I write to feel your fingertips on my skin, to breathe in that smell of your conditioner, of faint smoke, of sweat and cologne, and of earth. I write to remember the little pieces of you—the hair that always fell in front of your eyes, the curve of your mouth, the little wrinkle under your eye, and the scar on your forehead. I write our memories into existence on paper, our bodies twirling and dancing in the foggy, midnight air of a Minneapolis bar, our kisses exchanged in a car idling outside your apartment front door. I write to bring life to the drunken nights, to the sleepy mornings, to the times I cried and you cried and we fought for something we believed in, wholeheartedly.

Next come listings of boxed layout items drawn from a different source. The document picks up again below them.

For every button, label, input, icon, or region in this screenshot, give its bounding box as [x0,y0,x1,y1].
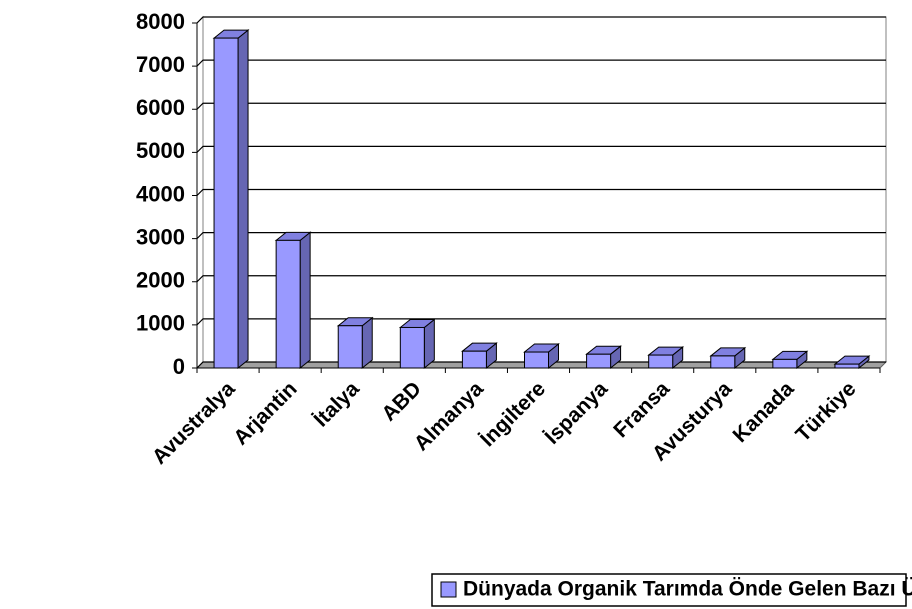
x-tick-label: Kanada [728,377,798,447]
grid-line [196,102,886,110]
y-tick-label: 4000 [136,181,185,206]
bar [337,325,363,369]
bar-side [299,231,311,370]
bar-side [237,29,249,370]
grid-line [196,275,886,283]
bar [461,350,487,369]
x-tick-label: Türkiye [791,377,860,446]
legend-label: Dünyada Organik Tarımda Önde Gelen Bazı … [463,578,912,601]
grid-line [196,188,886,196]
bar [648,354,674,369]
x-tick-label: Arjantin [229,377,301,449]
bar [710,355,736,369]
bar [586,353,612,369]
grid-line [196,59,886,67]
y-tick-label: 7000 [136,52,185,77]
x-tick-label: İspanya [541,377,613,449]
grid-line [196,145,886,153]
bar [399,326,425,369]
bar [524,351,549,369]
grid-line [196,16,886,24]
y-tick-label: 5000 [136,138,185,163]
bar [275,239,301,369]
y-tick-label: 6000 [136,95,185,120]
bar [772,358,798,369]
bar-side [361,316,373,370]
x-tick-label: ABD [377,377,425,425]
y-tick-label: 0 [173,354,185,379]
x-tick-label: İtalya [310,377,364,431]
x-tick-label: Almanya [410,377,488,455]
y-tick-label: 8000 [136,9,185,34]
legend-box [431,573,907,607]
bar [834,363,860,369]
y-tick-label: 2000 [136,268,185,293]
x-tick-label: Avustralya [148,377,240,469]
bar [213,37,239,369]
y-tick-label: 3000 [136,224,185,249]
legend-marker [440,581,457,598]
grid-line [196,232,886,240]
grid-line [196,318,886,326]
x-tick-label: İngiltere [476,377,550,451]
y-tick-label: 1000 [136,311,185,336]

But somewhere along the way, we lost. And so I write to forget. I write of how you ran your fingers through your hair when you were tired, how you fell into a thick sleep in the late hours of morning, your back turned from me. How we argued and loved and kissed and pulled away, severing the strings between us as if this was easy, as if we hadn’t sewn the last year of our lives together. As if we didn’t love with everything we had, hadn’t trusted in the impossible against our deepest fears.

I write to remember you. To remember the taste of your lips, the softness of your hands on my hips. But I write to forget. To bury these moments, these touches, these memories under layers of pen on paper, of words on a keyboard, of fragments of thought running in circles around my head.

You will always exist in the pages, yet I will forget you. An impermanent permanence. Invisible yet concrete.